Listening to other cultural stories
Anthropologist Wade Davis's writing is an eloquent exposition of this viewpoint. In his books, Light at the Edge of the World: Journey through the realm of vanishing cultures (2001/2007), and The Wayfinders: Why ancient wisdom matters in the modern world (2009), he urges us to heed the voices of other cultures because these remind us that there are alternatives, 'other ways of orienting human beings in social, spiritual, and ecological space'.
They allow us 'to draw inspiration and comfort from the fact that the path we have taken is not the only one available, that our destiny is therefore not indelibly written in a set of choices that demonstrably and scientifically have proven not to be wise'. By their very existence, he says, the diverse cultures of the world show we can change, as we know we must, the fundamental manner in which we inhabit this planet.
Davis learned as a student to appreciate and embrace the key revelation of anthropology: the idea that distinct cultures represent unique visions of life itself, morally inspired and inherently right. Cultural beliefs really do generate different realities, separate and utterly distinct from each other, even as they face the same fundamental challenges. Davis cautions that modernity (whether identified as Westernisation, globalisation, capitalism, or democracy) is an expression of cultural values: 'It is not some objective force removed from the constraints of culture. And it is certainly not the true and only pulse of history'.

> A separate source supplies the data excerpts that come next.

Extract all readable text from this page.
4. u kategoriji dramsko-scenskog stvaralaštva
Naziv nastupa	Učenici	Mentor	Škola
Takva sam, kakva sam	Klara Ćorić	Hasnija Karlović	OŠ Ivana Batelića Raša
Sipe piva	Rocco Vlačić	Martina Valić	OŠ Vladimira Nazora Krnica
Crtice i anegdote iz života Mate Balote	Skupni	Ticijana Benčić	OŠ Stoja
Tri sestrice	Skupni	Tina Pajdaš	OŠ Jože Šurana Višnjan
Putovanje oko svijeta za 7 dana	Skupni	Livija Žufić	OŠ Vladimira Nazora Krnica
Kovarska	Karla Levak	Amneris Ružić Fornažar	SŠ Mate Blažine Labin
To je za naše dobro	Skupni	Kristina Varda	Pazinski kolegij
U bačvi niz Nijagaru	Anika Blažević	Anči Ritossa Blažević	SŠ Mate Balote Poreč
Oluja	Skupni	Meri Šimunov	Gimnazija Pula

The writer Barry Lopez, in Horizons (2019) also brings an anthropological perspective to humankind's precarity, 'a time when many see little more on the horizon but the suggestion of a dark future'. 'As time grows short, the necessity to listen attentively to foundational stories other than our own becomes more imperative…. Many cultures are still distinguished today by wisdoms not associated with modern technologies but grounded, instead, in an acute awareness of human foibles, of the traps people tend to set for themselves as they enter the ancient labyrinth of hubris or blindly pursue the appeasement of their appetites'.